Ah, schon der zweite Thread. Es soll also wieder einmal bombardiert werden, damit die veröffentlichte Meinung die öffentliche Meinung beeinflusst. Das Foto über dem Artikel sagt im Grunde schon alles aus.

Zitat von
Es gibt viele solcher Frauen, die das Steuer übernehmen würden, wenn sie sich dafür nicht den derzeitigen zeitlichen Gegebenheiten und männlichen Gepflogenheiten anpassen müssten. Eine Frauenquote sollte deshalb nicht kinderlosen Ex-McKinsey-Frauen dienen, die ihren Weg in Unternehmen auch so machen würden, weil sie letztlich in ähnlichen Strukturen denken und handeln wie Männer und deshalb die Vereinbarkeit von Karriere und Kind meist locker sehen - sondern den anderen. "Karriere? Ich bin doch nicht blöd" Das sind die, denen es um Work-Life-Balance geht, gutes Miteinander und nicht um pure Macht. Ein Teil von ihnen sagt ohnehin: "Karriere? Ich bin doch nicht blöd." Diese Frauen wollen in ihrem Beruf einen Sinn finden und haben wenig Ambitionen, einen ewigen Kampf gegen Männer zu führen, die an ihrem Stuhl sägen wollen, gegen etablierte Anwesenheits- und abendliche Repräsentationspflichten.
Das liest sich wie "Wasch mir den Pelz, aber mach mich nicht naß!", und es einfach nur schwach zu behaupten die Gepflogenheiten wären "männlich" und man müsse dies nur ändern, also wohl "verweiblichen", dann würden mehr Frauen Führungsaufgaben wahrnehmen. Mal davon abgesehen das dies eine sexistische Argumentation ist, sie ist auch einfach grundlegend falsch. Ja, die normative Kraft des Faktischen verlangt von Führungskräften einfach eine höhere Präsenz und/oder Erreichbarkeit. Und je weiter oben, desto mehr davon. Denn man ist als Führungskraft ein Entscheidungsträger, und das bedeutet das man Entscheidungen treffen muß. Die fallen aber nicht sämtlich zwischen 8-16 Uhr an.

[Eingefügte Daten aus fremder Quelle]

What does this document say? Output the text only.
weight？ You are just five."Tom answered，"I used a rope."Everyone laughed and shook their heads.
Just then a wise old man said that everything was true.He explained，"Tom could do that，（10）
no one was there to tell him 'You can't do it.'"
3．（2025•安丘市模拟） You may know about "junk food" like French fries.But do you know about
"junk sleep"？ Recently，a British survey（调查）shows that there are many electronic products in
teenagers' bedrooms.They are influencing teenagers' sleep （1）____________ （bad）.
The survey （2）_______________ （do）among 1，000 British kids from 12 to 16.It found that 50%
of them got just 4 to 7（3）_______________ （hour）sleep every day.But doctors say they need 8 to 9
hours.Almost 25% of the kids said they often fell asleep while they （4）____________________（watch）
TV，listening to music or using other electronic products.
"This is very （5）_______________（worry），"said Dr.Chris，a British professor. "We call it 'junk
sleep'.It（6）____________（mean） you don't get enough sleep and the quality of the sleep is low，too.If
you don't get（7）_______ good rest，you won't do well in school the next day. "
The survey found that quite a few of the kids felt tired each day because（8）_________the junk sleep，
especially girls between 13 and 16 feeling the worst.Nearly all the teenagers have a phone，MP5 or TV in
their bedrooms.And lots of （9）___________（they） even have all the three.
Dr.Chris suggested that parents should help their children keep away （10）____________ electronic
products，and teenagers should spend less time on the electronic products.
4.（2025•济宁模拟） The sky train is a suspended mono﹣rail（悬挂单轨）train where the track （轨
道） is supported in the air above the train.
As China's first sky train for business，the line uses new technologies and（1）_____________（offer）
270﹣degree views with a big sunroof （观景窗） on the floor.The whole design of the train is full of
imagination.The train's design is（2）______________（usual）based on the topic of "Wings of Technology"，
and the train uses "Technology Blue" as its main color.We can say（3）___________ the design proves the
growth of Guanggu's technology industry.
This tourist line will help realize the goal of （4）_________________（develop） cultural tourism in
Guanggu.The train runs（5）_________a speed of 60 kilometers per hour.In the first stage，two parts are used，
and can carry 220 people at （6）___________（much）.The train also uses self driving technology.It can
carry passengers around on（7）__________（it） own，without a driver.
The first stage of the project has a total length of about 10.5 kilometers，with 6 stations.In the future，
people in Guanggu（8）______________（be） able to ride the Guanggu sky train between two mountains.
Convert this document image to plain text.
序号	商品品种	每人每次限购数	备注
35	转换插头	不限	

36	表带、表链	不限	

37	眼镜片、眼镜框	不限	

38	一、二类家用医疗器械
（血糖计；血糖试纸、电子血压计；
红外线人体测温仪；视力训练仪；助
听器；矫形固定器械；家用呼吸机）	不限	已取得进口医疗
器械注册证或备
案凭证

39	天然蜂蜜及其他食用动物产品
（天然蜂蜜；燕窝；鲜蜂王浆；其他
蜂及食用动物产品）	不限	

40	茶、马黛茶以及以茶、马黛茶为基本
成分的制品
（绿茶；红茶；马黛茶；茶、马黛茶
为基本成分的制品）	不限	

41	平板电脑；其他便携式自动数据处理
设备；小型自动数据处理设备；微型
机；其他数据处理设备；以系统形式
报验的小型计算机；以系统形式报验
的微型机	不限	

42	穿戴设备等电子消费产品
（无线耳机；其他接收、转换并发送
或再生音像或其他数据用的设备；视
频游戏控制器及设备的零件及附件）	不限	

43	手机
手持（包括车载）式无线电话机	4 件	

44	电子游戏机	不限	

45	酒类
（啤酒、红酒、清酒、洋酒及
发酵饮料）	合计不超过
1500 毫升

Aber wie steht es so schön noch davor:
Zitat von
Sie ist Anfang 40, hat zwei Kinder, ist ehrgeizig, besitzt fachliches Know-how, Erfahrung und Führungskompetenzen. Sie möchte steuern, entscheiden, Verantwortung übernehmen, Mitarbeiter ins Boot holen. Sie hat all die Eigenschaften, die ein Manager braucht. Dennoch kommt meine Kundin nicht dahin, wohin sie hin will: An die Spitze einer Abteilung. Der Grund ist, dass sie nicht um jeden Preis nach oben will, denn zuerst kommen die Kinder. Und nein, die möchte sie nicht bis 20 Uhr einer Kinderfrau überlassen. Man bekommt jedes Kind ja nur einmal. Karriere ja, aber nicht mit Anwesenheitspflicht.
Also möchte diese Frau es eben nicht wirklich, und hat auch keinen wirklichen Ehrgeiz. Übrigens kann es an der Spitze einer Abteilung nur eine/n Abteilungsleiter/in geben, sprich auch viele Männer kommen nicht zum Zuge obwohl diese Männer "ehrgeizig sind, fachliches Know-how besitzen, ebenso wie Erfahrung und Führungskompetenzen. Sie möchten steuern, entscheiden, Verantwortung übernehmen, Mitarbeiter ins Boot holen. Sie haben alle die Eigenschaften, die ein Manager braucht."

Es können eben nicht alle Indianer Häuptling sein.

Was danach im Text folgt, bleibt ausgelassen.